Employers should ensure that they continue to take care of the well-being of all their foreign employees in Singapore. For work permit holders, there is a legal obligation on employers to provide upkeep and maintenance while they are in Singapore.

As with local employees, foreign employees who work full-time must be paid their prevailing salaries. In some cases, a foreign employee may not able to resume full-time work in Singapore because their employers are only allowed to resume operations partially or face poor business prospects. In responses, the tripartite partners encourage these employers to continue to paying them their prevailing salaries by considering the following:

  • Allow them to consume their existing leave entitlements;
  • Redeploy the affected to another role within the company;
  • Provide them with relevant training and upskilling to get ready for the full resumption of business activities; or
  • Apply for FWS which allows “time-banking” of salary payments for unworked hours to offset overtime payments in the future.

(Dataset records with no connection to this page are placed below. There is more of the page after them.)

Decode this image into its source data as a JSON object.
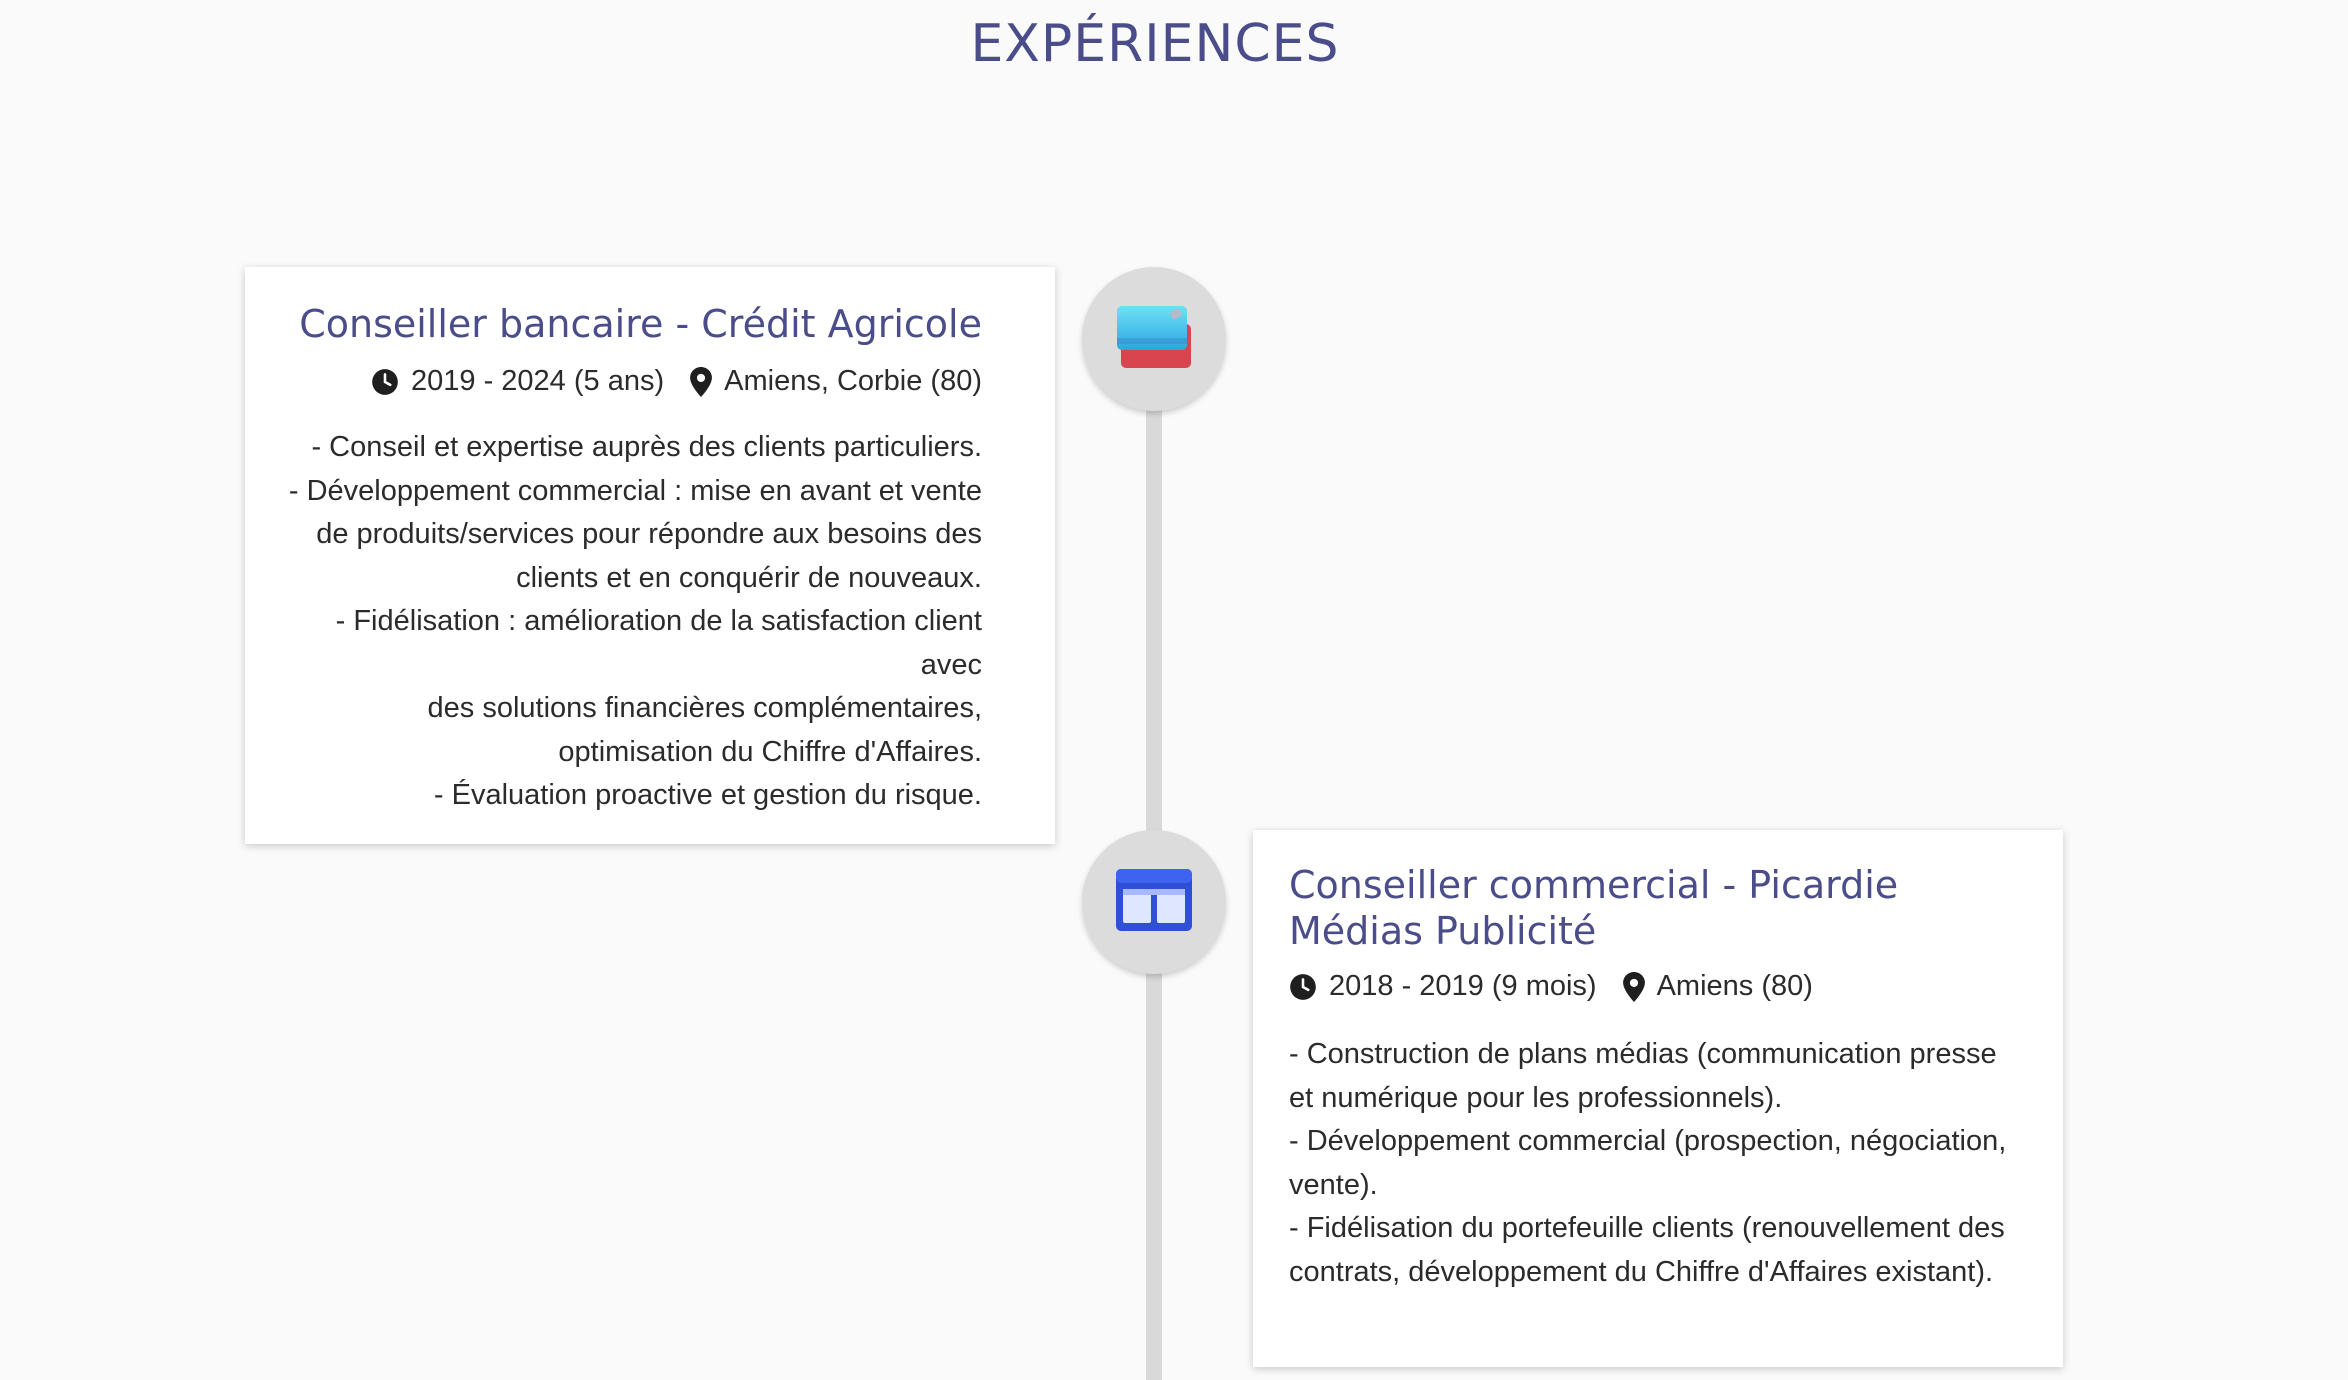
{
  "section": {
    "title": "EXPÉRIENCES"
  },
  "experiences": [
    {
      "title": "Conseiller bancaire - Crédit Agricole",
      "period": "2019 - 2024 (5 ans)",
      "location": "Amiens, Corbie (80)",
      "icon": "credit-card-icon",
      "lines": [
        "- Conseil et expertise auprès des clients particuliers.",
        "- Développement commercial : mise en avant et vente",
        "de produits/services pour répondre aux besoins des",
        "clients et en conquérir de nouveaux.",
        "- Fidélisation : amélioration de la satisfaction client avec",
        "des solutions financières complémentaires,",
        "optimisation du Chiffre d'Affaires.",
        "- Évaluation proactive et gestion du risque."
      ]
    },
    {
      "title_line1": "Conseiller commercial - Picardie",
      "title_line2": "Médias Publicité",
      "period": "2018 - 2019 (9 mois)",
      "location": "Amiens (80)",
      "icon": "newspaper-icon",
      "lines": [
        "- Construction de plans médias (communication presse",
        "et numérique pour les professionnels).",
        "- Développement commercial (prospection, négociation,",
        "vente).",
        "- Fidélisation du portefeuille clients (renouvellement des",
        "contrats, développement du Chiffre d'Affaires existant)."
      ]
    }
  ],
  "colors": {
    "accent": "#4a4d8a",
    "background": "#fafafa",
    "timeline": "#d9d9d9",
    "node": "#dcdcdc"
  }
}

The advisory noted: "If it is not possible for employers to pay prevailing salaries because of the need to reduce wage costs after considering non-wage cost reductions, employers should engage and mutually agree with their unions and foreign employees on the appropriate salary and leave arrangements during this period.

"If a foreign employee were to be placed on no-pay leave for an extended duration, the employer must obtain his consent in writing. If there is no mutual agreement, either party can contractually terminate the employment with notice as required under the employment contract or Employment Act."

Apart from the above, the Government will extend the Foreign Worker Levy (FWL) waiver and rebate for up to two months, for the following:

  • Businesses that are not in the Ministry of Trade and Industry's permitted list to resume full operations on-site; and
  • All businesses in the construction, marine shipyard, and process sectors.

This will help these firms manage their costs and improve their cash flow until they are able to resume business activities., the advisory stated. The FWL waiver and rebate that eligible employers will receive per qualifying work permit or S Pass holder are:

  • June 2020: 100% waiver of May levies due in June and a $750 FWL rebate; and
    July 2020: 50% waiver of June levies due in July and a $375 FWL rebate.

Lastly, employers are reminded that they should continue notifying the Ministry of Manpower if their cost-saving measures (post-Circuit Breaker) result in more than 25% reduction in the monthly salaries of their employees, and the employer has at least 10 employees.